RESOURCES FOR PARENTS

Experts say that over 26% of white American Children are overweight, 33% of the nation’s African American and Hispanic children are overweight, and millions of American children are obese. If your child is one of them, there are things you can do now to help your child get on the right path toward a healthy, more active lifestyle. Now is the time, because this is the time in your child’s life that the patterns are set that will last a lifetime.

And there is much a family can do for and with their overweight child beyond going to a summer camp. Here are four simple things any parent can do to make a difference right now. But remember: your child can’t do it alone. Make healthy living and eating a family affair. The support of the entire family is so essential. After all, what’s the worse that can happen, you all get healthier together?

STEP UP

The first thing you can do is get your child walking. Every day, with every step, your child can change their life. The best way to make walking a lifestyle, and not just a way to get from the sofa to the refrigerator, is for your child to wear a pedometer every day. The pedometer keeps count of every step your child takes. Then you can simply set goals for how many steps to take every day. And you can impose a simple rule: no television or computer games, for instance, until they’ve stepped up and met their goal.

You can buy a pedometer at any sporting goods store, or you can buy one online. Buy one for your child…and maybe one for yourself, so you can set an example.

SNACK DOWN

Snacks are forbidden, right? Wrong. It’s simply impossible to keep a child from ever snacking. But for too many children, snacks turn into full-blown meals chock full of unhealthy fats, starches, salt and sugar. How do you keep a child from snacking their way through a whole day’s calories? Control the portion size.
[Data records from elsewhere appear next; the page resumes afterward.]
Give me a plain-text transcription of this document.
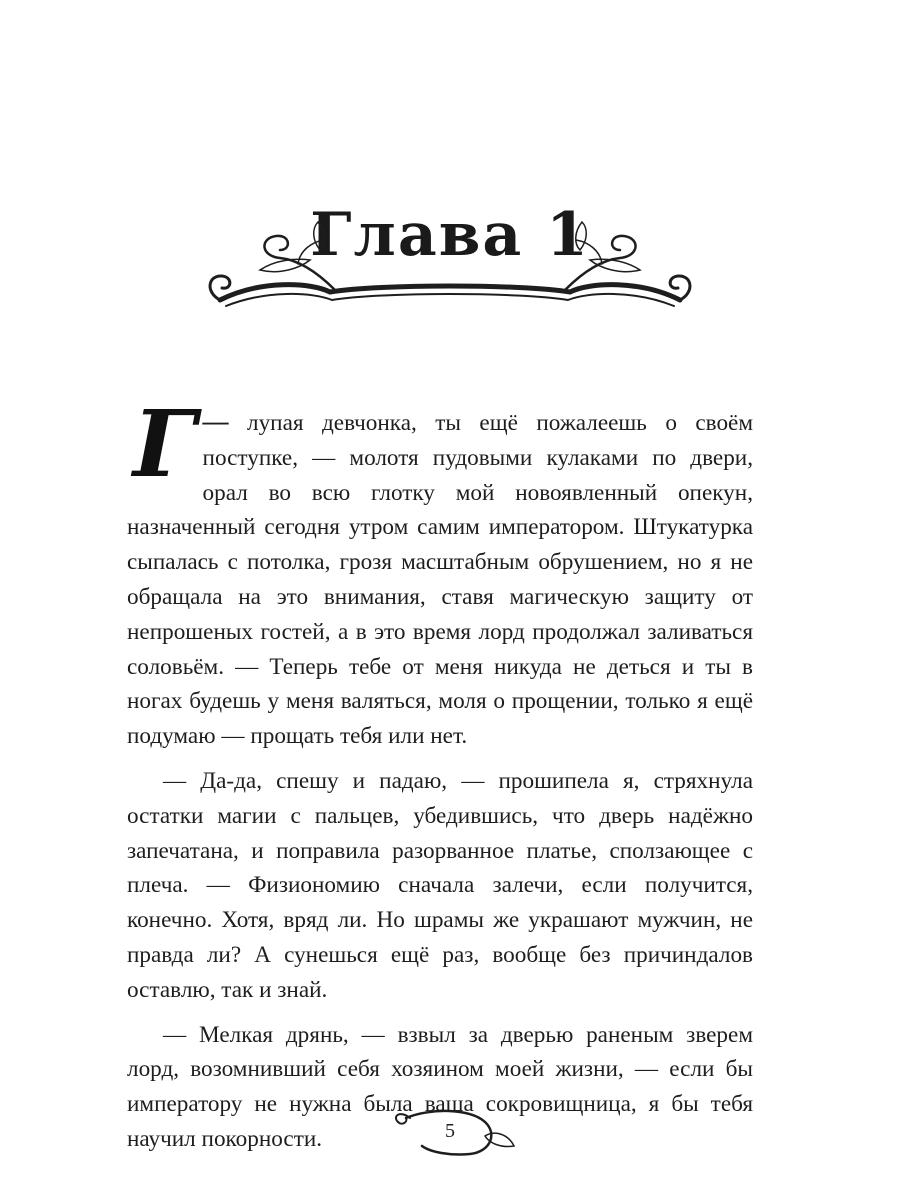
Глава 1

—
Г лупая девчонка, ты ещё пожалеешь о своём поступке, — молотя пудовыми кулаками по двери, орал во всю глотку мой новоявленный опекун, назначенный сегодня утром самим императором. Штукатурка сыпалась с потолка, грозя масштабным обрушением, но я не обращала на это внимания, ставя магическую защиту от непрошеных гостей, а в это время лорд продолжал заливаться соловьём. — Теперь тебе от меня никуда не деться и ты в ногах будешь у меня валяться, моля о прощении, только я ещё подумаю — прощать тебя или нет.

— Да-да, спешу и падаю, — прошипела я, стряхнула остатки магии с пальцев, убедившись, что дверь надёжно запечатана, и поправила разорванное платье, сползающее с плеча. — Физиономию сначала залечи, если получится, конечно. Хотя, вряд ли. Но шрамы же украшают мужчин, не правда ли? А сунешься ещё раз, вообще без причиндалов оставлю, так и знай.

— Мелкая дрянь, — взвыл за дверью раненым зверем лорд, возомнивший себя хозяином моей жизни, — если бы императору не нужна была ваша сокровищница, я бы тебя научил покорности.	5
A good friend to Louie’s Kids, Tracy Adler, has invented the YumYum Dish. It’s a great 4 ounce dish your child will love. They can fill it up with their favorite snack, but when the bowl is empty, snack time is over. That sure beats your child sitting down with a bag of chips and bingeing their way through half of it before they even know it. It’s a tool that can work for all of us.

BE A ROLE MODEL

You are the most important influence on your child. You can do many things to help your children develop healthy eating habits for life. Offering a variety of foods helps children get the nutrients they need from every food group. They will also be more likely to try new foods and to like more foods. When children develop a taste for many types of foods, it’s easier to plan family meals. Cook together, eat together, talk together, and make mealtime a family time —if your child’s eating multiple helpings of food, and you’re there to watch, it’s a ripe opportunity for you to ask how their day was -is school going okay or “pick a subject and let’s talk!”

TAKE A WALK

This is an excerpt from an amazing book written by Richard Louv. Mr. Louv is the author of seven books that deal with family, nature and the community. Mr. Louv is a columnist with the San Diego Union-Tribune and has written for magazines and newspapers as well. This is a startling look at what’s wrong with a culture of kids getting bigger by the minute. There are studies that suggest just 2 additional 20 minute walks, added to your daily regmen of some kind; each week constitutes 10 pounds of weight loss in 6 weeks. Read on and get moving!

“I like to play indoors better ’cause that’s where all the electrical outlets are,” reports a fourth grader. But it’s not only computers, television, and video games that are keeping kids inside. It’s also their parents’ fears of traffic, strangers, Lyme disease, and West Nile virus; their schools’ emphasis on more and more homework; their structured schedules; and their lack of access to natural areas. Local governments, neighborhood associations, and even organizations devoted to the outdoors are placing legal and regulatory constraints on many wild spaces, sometimes making natural play a crime.

As children’s connections to nature diminish and the social, psychological, and spiritual implications become apparent, new research shows that nature can offer powerful therapy for such maladies as depression, obesity, and attention deficit disorder. Environment-based education dramatically improves standardized test scores and grade-point averages and develops skills in problem solving, critical thinking, and decision making. Anecdotal evidence strongly suggests that childhood experiences in nature stimulate creativity.